In September 2018, developers GBE submitted their application for change of use of the Tower to "part hotel, ancillary facilities (gym, conference space, storage space, offices & restaurant) and ground floor coffee shop".

The application further includes "office floor space [...] a restaurant [...] and external alterations to the facade of Chartist Tower [...] and to the retail units fronting Upper Dock Street, Austin Friars (former Units 1-7 & 12-13) and Commercial Street (the former BHS)".

Planning permission was approved on 7 February 2019.

Media reports have suggested the upper floor space will be let to the Mercure hotel chain, with other 3-4 chain names in discussions, including the Celtic Manor. The site has space for between 120 and 160 bedrooms on site, depending on the developer. There is approximately 30,000 sq. ft of office space and 18,000 sq. ft of ground floor retail space.
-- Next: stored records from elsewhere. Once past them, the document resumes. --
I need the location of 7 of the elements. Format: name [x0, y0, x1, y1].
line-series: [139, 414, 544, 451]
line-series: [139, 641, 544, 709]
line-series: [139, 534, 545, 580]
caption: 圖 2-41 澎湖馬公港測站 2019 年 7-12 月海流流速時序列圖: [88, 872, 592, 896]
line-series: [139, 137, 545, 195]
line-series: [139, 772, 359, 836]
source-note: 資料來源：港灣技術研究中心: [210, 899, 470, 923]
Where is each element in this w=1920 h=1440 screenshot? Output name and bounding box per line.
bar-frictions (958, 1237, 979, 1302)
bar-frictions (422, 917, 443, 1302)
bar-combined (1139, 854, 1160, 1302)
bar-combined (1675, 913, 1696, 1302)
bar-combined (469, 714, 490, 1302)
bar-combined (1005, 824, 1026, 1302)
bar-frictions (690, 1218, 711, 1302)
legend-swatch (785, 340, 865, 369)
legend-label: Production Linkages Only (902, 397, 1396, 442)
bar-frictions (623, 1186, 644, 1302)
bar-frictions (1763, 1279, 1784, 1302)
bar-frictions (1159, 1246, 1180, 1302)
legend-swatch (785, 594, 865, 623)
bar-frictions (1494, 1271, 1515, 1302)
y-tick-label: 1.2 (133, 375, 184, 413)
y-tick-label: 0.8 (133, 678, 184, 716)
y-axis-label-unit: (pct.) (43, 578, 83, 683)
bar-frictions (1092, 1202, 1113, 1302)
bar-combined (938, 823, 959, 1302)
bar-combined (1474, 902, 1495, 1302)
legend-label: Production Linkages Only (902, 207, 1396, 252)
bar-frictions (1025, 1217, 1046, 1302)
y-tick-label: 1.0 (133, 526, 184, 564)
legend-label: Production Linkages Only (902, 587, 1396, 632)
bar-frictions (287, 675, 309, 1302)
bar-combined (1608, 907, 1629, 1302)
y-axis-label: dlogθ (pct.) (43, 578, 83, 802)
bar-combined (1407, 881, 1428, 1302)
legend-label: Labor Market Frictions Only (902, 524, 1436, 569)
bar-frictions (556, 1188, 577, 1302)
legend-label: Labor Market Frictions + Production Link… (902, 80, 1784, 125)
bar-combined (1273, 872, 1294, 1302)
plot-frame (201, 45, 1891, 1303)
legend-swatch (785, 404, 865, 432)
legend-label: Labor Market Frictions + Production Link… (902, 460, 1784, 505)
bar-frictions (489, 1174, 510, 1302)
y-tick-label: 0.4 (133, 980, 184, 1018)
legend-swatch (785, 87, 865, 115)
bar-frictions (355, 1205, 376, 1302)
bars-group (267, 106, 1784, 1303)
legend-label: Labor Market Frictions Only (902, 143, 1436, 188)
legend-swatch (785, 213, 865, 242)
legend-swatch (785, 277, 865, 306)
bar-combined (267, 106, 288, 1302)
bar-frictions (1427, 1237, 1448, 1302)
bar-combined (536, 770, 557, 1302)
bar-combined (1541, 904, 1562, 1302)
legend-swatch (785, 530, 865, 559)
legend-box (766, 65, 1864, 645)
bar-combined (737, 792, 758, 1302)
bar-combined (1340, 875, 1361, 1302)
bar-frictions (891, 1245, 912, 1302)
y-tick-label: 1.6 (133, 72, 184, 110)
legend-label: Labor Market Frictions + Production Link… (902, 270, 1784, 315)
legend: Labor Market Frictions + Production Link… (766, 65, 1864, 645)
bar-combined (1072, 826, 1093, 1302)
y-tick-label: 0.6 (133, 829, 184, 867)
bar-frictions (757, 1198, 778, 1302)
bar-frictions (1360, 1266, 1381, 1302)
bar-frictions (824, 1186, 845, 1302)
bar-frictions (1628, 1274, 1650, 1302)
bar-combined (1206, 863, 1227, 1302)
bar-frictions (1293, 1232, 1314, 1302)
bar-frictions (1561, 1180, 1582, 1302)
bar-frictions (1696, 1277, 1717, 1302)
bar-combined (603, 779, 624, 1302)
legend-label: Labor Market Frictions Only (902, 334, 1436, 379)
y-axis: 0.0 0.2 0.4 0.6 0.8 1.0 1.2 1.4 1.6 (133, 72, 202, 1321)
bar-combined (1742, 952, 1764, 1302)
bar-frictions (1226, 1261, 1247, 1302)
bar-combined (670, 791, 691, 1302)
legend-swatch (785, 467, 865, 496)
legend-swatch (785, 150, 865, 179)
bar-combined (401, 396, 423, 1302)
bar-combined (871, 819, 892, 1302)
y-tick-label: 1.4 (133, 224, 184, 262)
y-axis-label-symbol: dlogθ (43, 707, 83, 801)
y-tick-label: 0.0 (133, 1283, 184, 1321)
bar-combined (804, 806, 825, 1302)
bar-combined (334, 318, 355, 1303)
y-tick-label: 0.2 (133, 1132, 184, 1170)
Powell Dobson Architects have been appointed to act on the redevelopment, with Bristol based Hydrock providing design consultancy. Cardiff's architectural and interior design practice The IAD Company were appointed as interior designers for the project.

In April 2019 it was announced that the Welsh Government had awarded the project up to £2 million in Visit Wales and Targeted Regeneration Investment programme loans, with the Deputy Ministers for both Housing and Local Government; as well as Culture, Tourism and Sport, affirming their commitment to the project.